J'ai connu un organisme où les gens voulaient utiliser le concept que nous avions développé à Hollow Water. Ils se bornaient à ne voir que le bien‑être de l'enfant, lorsqu'ils disaient : «Nous devons protéger l'enfant et voici ce que nous allons faire - le confier à une famille d'accueil, le faire adopter ou quelque chose du genre.» Je ne pensais pas qu'ils avaient raison de retirer l'enfant de sa famille et de son milieu. Selon moi, nous devons regarder comment nous, nous procédons, examiner nos valeurs. Nous devons créer notre propre organisme, en quelque sorte.

Un jour, j'en ai eu assez de parler. Plutôt qu'essayer d'agir au niveau régional, j'ai cessé de parler et je suis retournée dans ma collectivité pour mettre en pratique ce que je prêchais. Maintenant, aprés dix ans, toutes ces collectivités utilisent encore les mêmes pratiques de la société dominante, mais lentement, lentement, les choses changent.

Il y a un autre domaine qui me préoccupe beaucoup. Des livres ont été écrits sur les gens qui ont été dépossédés de leur terre et sur tous les problémes qui s'ensuivent. Quand les gens sont dépossédés de leur terre et de leur langue, ils sont coupés de leurs liens avec le monde. Je pensais aux lois et aux enseignements, et à la façon dont ils sont exprimés dans notre langue. Ils ne sont pas précisés comme les dix commandements, mais ils n'en font pas moins partie de la vie quotidienne. La langue se fait l'écho de ces lois. Le terme «qi puch» veut dire «idiot», mais lorsqu'on prend les deux mots, ça va beaucoup plus loin; ça désigne quelqu'un qui a un peu perdu le nord. Je pense à notre langue et ce n'est pas une langue dure. C'est une langue qui est douce. Il y a beaucoup d'humour en elle.

Nous avons presque l'obligation de remettre cette personne sur le droit chemin; de l'aider et de ne jamais la rejeter totalement sous prétexte qu'elle n'a aucune valeur. Quand je pense à la terre et à la langue et à leur rapport avec les enseignements et les lois, il est évident que ces gens sont de la partie, comme nous. Nous avons vu ce qui arrive quand les gens se font enlever leur terre, sont privés de l'usage de leur langue. Que leur arrive-t-il? Des choses terribles leur arrivent.

Les services d'aide à l'enfance qui se préoccupent du bien-être des enfants ne s'arrêtent pas à penser à ce qu'ils font à ces enfants lorsqu'ils les retirent de leur famille, lorsqu'ils les retirent de leur milieu et qu'ils les mettent dans un environnement totalement étranger avec des gens étrangers et une nouvelle langue qu'ils ne connaissent pas. Ils les dépossédent. L'intention est de les aider, mais ils ne comprennent pas les effets et jusqu'à quel point ça détruit la personne.

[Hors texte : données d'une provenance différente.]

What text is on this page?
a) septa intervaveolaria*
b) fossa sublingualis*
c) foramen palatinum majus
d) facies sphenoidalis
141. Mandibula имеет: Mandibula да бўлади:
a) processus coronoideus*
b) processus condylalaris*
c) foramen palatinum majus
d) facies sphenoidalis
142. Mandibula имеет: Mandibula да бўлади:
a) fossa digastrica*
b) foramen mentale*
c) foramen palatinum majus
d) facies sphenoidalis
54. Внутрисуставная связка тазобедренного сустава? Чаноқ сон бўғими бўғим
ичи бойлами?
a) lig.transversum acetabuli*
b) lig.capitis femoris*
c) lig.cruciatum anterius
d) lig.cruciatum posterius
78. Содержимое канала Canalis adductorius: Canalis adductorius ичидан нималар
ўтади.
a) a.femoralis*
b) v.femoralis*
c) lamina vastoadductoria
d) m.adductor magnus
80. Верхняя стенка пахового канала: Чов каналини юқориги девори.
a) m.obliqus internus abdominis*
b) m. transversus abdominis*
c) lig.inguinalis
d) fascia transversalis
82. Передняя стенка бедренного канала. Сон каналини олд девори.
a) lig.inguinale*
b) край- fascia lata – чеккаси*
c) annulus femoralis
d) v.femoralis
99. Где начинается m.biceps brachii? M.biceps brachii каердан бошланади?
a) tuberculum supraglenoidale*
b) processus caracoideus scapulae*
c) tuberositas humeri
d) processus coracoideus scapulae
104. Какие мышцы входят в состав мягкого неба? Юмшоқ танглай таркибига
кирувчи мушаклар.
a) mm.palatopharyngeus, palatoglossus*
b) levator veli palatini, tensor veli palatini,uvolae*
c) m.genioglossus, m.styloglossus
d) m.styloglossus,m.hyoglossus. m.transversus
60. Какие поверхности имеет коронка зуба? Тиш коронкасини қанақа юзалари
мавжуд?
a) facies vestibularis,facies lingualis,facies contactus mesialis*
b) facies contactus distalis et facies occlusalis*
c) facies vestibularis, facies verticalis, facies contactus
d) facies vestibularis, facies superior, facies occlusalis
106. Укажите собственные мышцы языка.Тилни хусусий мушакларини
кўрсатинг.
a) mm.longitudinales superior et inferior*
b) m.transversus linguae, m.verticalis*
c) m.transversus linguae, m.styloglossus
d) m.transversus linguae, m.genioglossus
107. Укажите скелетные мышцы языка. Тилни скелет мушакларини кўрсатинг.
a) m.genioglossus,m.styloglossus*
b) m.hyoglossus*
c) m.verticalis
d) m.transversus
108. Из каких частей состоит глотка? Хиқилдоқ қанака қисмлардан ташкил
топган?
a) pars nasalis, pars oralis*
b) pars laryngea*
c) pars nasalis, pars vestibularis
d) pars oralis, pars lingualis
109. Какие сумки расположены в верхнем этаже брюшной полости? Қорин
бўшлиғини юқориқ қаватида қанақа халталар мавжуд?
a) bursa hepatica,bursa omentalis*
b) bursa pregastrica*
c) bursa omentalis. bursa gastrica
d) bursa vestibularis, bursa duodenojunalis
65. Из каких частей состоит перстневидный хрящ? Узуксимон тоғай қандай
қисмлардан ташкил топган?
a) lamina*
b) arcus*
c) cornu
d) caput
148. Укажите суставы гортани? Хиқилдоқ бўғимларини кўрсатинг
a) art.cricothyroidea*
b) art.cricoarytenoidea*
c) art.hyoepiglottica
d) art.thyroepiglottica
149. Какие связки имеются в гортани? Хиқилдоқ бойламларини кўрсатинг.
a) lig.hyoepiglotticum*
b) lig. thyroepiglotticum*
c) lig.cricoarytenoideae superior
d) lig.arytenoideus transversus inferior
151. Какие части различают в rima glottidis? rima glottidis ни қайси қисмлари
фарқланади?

Je parle de ces questions tout le temps dans l'organisme pour lequel je travaille. L'effet commence lentement à se faire sentir. Dans ma collectivité, il y a des familles qui disent : «Prenez cet enfant, mettez-le là, quelque part où il pourra guérir parce que ce qu'on lui fait ici n'est pas bon.» Je ne peux pas me résigner à agir de la sorte parce que je sais dans mon for intérieur que ce serait déposséder cet enfant. Ça part de la notion qu'il y a un probléme, mais on a également des ressources et de l'aide pour s'en sortir.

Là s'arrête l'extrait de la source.